Peony White
On a jaunt to the Winchester Library, I wandered into a small room reserved for quiet meetings and, apparently, art exhibits. Photographs by Maggie Hsu (W.W. King) hung on the walls. The first one that struck me was of a White Peony (above), in part because peonies are among my very favorite flowers (they are so rich, highly scented, and "overdressed"), and because I drawn to the photograph's bold detail. Maggie Hsu rendered her flower as Georgia O'Keefe did hers: up close and massive. At the same time, the image has an abstract quality to it; it could almost have tricked me into believing it represented erupting ice floes in the Arctic.Maggie Hsu began taking photographs in earnest around 2001. She likes to make " a good image that's different;" depicting a flower, in black and white, from this perspective certainly is different. The effect is lavishly painterly. Her technique is digital; she feels it allows her to be more creative.




Red Barn (above) is, not surprisingly, a prize winner: the New England Camera Club Council awarded it a medal for Best New England Entrant in its 2008 Color Projected Image exhibition. The impact of this photo stopped this viewer in her tracks. Reminding me of those threads of sugar that master bakers create (though I associate this with a cool, rather than sweet, taste), the snow provides an outline for the barn, which appears precariously nestled against the trees.

I've always loved the irony of a photographer photographing another photographer. That's what we've got in Two Photographers, above. With its stark contrasts, the photo conveys a sense of absorbed, expansive isolation.
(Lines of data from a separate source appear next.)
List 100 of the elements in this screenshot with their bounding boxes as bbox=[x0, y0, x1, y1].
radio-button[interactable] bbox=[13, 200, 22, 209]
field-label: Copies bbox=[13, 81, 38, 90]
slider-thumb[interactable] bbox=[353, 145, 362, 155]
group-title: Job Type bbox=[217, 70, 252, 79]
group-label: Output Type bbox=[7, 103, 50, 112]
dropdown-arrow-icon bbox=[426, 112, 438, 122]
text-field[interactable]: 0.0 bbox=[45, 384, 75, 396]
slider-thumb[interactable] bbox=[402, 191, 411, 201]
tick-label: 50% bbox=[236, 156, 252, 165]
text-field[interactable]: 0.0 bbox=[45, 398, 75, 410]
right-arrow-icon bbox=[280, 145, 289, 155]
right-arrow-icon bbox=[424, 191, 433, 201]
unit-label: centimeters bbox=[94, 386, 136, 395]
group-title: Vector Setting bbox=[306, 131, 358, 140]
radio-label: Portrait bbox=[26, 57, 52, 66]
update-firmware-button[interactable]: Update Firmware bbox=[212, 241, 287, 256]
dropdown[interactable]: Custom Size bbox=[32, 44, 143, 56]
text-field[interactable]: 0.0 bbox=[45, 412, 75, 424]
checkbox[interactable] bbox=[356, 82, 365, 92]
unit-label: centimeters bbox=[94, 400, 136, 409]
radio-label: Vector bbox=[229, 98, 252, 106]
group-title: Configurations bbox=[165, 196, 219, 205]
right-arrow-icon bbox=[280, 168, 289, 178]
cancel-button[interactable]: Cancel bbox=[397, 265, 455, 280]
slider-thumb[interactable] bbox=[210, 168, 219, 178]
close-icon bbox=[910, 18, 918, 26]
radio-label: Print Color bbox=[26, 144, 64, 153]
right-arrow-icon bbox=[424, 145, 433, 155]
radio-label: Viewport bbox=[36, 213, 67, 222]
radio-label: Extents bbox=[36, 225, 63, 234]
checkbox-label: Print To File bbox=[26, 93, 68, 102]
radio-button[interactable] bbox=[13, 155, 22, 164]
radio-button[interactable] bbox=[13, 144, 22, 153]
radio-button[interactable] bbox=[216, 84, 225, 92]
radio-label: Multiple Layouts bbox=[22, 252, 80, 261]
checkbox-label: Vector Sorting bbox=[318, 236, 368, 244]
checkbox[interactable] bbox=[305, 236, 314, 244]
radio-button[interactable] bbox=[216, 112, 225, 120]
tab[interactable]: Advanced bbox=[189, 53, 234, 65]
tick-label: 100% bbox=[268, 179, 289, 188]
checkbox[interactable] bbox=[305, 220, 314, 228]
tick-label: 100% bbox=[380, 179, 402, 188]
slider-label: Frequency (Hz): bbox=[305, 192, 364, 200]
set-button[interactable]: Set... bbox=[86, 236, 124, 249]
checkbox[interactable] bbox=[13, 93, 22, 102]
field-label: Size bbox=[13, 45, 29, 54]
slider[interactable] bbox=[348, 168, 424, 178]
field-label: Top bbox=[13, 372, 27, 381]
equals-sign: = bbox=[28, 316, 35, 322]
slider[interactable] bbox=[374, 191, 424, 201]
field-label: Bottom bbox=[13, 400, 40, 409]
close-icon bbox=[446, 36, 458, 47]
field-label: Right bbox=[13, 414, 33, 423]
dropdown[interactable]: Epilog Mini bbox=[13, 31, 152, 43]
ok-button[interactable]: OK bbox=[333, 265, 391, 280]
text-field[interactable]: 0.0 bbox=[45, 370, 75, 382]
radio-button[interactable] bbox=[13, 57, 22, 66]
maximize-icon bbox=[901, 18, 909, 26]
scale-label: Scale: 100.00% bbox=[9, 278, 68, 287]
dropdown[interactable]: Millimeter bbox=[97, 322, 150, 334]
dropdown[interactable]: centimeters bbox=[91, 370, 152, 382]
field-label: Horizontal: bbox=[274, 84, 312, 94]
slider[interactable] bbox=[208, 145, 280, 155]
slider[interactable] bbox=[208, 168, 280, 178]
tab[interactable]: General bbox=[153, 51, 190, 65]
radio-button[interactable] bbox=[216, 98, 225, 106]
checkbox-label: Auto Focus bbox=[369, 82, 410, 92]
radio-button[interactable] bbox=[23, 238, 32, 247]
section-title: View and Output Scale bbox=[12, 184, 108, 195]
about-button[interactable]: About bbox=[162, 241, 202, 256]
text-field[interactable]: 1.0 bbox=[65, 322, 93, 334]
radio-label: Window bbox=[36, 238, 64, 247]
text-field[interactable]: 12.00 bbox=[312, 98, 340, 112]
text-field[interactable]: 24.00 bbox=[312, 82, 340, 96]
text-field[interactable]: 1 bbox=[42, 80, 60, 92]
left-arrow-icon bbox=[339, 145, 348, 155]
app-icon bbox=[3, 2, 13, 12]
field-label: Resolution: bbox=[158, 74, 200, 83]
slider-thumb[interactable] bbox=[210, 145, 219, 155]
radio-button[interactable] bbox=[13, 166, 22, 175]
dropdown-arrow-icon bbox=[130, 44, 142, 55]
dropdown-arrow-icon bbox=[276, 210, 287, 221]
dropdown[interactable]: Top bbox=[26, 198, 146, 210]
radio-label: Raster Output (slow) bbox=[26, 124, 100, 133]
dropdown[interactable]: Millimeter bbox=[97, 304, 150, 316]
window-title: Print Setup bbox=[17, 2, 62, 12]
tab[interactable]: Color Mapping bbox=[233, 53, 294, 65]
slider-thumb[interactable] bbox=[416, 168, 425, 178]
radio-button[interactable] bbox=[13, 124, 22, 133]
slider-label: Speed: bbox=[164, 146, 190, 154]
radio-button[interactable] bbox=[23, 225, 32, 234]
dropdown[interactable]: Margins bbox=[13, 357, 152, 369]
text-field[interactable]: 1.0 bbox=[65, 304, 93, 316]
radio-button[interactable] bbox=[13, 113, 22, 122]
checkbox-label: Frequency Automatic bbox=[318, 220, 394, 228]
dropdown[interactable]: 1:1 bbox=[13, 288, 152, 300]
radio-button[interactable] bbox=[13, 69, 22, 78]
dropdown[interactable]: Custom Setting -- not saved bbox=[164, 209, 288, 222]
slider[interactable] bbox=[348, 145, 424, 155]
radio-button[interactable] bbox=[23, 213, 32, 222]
This photograph of Burano, Italy (near Venice), is a nocturnal version of a watercolor that hangs in my living room. It's interesting that there's a place in Italy that resembles what might be some secret corner of a Caribbean Island, because I didn't expect colorful houses in Italy. The reflections on the canal water are beautifully eerie. And the shapes of the boats and their reflections carry the eye to the back of the photo. This is a lovely work by Hsu; trust me: the reproduction here doesn't do it justice.
Maggie Hsu has many photos, and they are worth seeing in the flesh. Her work will be exhibited at Holyoke Center at Harvard University in Cambridge from July 24 - August 26, 2009, and during October at Lincoln Library in Lincoln, Massachusetts. Go take a look.